Woot's Founding Team Returns As Mediocre Laboratories To Experiment With E-Commerce
A little more than a year after Woot founder Matt Rutledge left the revolutionary daily deals company he sold to Amazon, he’s bringing the team back together to hack e-commerce once again. The new company, called “a mediocre corporation,” is being designed to build up and test out new ways of selling products to customers online.
Mediocre brings together a number of folks from the founding team behind Woot, the long-running e-commerce site that created the daily deals category of online commerce. That includes Matt’s brother Dave Rutledge, who served as the company’s creative lead, as well as lead developer Shawn Miller, both of whom left Amazon in May. Also joining them are former Woot CFO Derek Chapin and IT director Luke Duff.
“We really tried to lower expectations with the brand,” Rutledge told me. The team drew inspiration from Ev Williams and Biz Stone’s Obvious Corporation, but since “obvious” was taken, they decided to set the bar low with “mediocre” instead.

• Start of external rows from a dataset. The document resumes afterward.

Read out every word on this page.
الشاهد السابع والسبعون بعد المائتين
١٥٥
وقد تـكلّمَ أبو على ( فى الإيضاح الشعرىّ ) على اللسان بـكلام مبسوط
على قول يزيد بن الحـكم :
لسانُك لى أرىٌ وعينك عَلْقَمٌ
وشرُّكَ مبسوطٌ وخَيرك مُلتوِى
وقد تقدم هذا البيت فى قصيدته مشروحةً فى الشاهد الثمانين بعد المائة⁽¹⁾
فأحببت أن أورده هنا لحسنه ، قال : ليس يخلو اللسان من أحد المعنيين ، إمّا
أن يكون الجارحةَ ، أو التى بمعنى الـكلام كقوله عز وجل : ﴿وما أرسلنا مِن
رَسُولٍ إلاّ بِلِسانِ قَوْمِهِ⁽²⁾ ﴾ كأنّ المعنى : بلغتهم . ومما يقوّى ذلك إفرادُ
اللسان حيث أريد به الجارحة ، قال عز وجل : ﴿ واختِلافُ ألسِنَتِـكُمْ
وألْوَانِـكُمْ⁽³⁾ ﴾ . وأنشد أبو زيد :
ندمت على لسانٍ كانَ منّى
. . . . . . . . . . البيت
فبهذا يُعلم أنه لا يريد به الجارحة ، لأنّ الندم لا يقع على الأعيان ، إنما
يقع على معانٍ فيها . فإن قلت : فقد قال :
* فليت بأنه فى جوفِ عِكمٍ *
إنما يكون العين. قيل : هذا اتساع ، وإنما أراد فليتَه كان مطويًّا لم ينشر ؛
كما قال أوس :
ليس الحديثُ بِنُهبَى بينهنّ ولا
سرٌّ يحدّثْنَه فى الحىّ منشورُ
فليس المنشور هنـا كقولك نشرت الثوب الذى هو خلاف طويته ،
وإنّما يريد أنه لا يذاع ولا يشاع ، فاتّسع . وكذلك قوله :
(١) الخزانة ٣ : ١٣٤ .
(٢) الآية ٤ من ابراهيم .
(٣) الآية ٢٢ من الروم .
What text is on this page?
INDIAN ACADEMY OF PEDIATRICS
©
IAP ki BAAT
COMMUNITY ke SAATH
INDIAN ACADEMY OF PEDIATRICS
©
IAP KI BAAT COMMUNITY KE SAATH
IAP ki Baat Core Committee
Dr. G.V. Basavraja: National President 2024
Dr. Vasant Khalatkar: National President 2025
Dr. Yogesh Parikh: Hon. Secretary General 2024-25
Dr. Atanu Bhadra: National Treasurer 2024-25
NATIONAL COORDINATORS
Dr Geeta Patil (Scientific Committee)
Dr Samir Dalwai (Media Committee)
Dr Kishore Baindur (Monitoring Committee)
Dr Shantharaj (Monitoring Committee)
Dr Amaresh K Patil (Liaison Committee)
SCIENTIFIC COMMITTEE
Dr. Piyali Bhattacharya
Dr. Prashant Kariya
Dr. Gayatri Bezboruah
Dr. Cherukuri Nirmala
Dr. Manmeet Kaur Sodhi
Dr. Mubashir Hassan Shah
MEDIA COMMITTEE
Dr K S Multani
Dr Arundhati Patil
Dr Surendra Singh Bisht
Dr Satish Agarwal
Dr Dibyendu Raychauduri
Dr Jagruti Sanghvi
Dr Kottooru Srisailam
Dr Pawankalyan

Launched in 2004, Woot made one item available for sale every day. The site started with consumer electronics — putting a limited number of TVs, PCs, and other items on sale for well below their usual price. It also garnered a following for selling a monthly “Bag of Crap” made up of leftover inventory and (sometimes) office supplies.
Over time, the offers improved and inventory began selling out in minutes. And before long, Woot began introducing new vertical categories with which it could make new items available. Then Woot hit the bigtime in 2010, as it was acquired by Amazon.com for $110 million.
The Amazon deal helped Woot to reach massive scale, but it also meant that some of the things that made it great (like focusing on one deal a day) began to fade away. As Amazon added more categories and items, the original reason to visit Woot — i.e. to find out what’s on sale and grab it quick — disappeared.
With that all behind them, the guys are ready to test out new models of selling goods online, through a series of “experiments” that the company will incubate through its “Mediocre Laboratories” division. Each of those experiments will have its own consumer-facing site, which will test out some hypothesis or online business model.
Structuring the operation that way will give Mediocre the ability to be nimble and try different things out — something that it wasn’t really able to do at Woot. Given the constraints of “one deal per day,” as well as the subdomain structure that it set up when it launched new categories, Woot didn’t give itself too much wiggle room to experiment.
This time things will be different. The company currently has about a dozen employees, with its headquarters in Dallas, and the team already has some ideas for what it wants to build. Rutledge wouldn’t give me a timeline for the first launch of an experiment or an estimate for how much time will be spent on each.
That said, what they do know is that they will be very transparent and seek input from the community — you know, the way Woot used to. The first thing that the company will build is a forum, where its customers and users will be able to make suggestions for things that it can build and provide feedback on experiments that are currently in progress. Back in the day, it was the sense of community that really set Woot apart. Well, that and the hilarious descriptions of the items it put up for sale. That creative touch will be back as well.
Regardless of what they might come up with, at least we know it’s not going to be boring.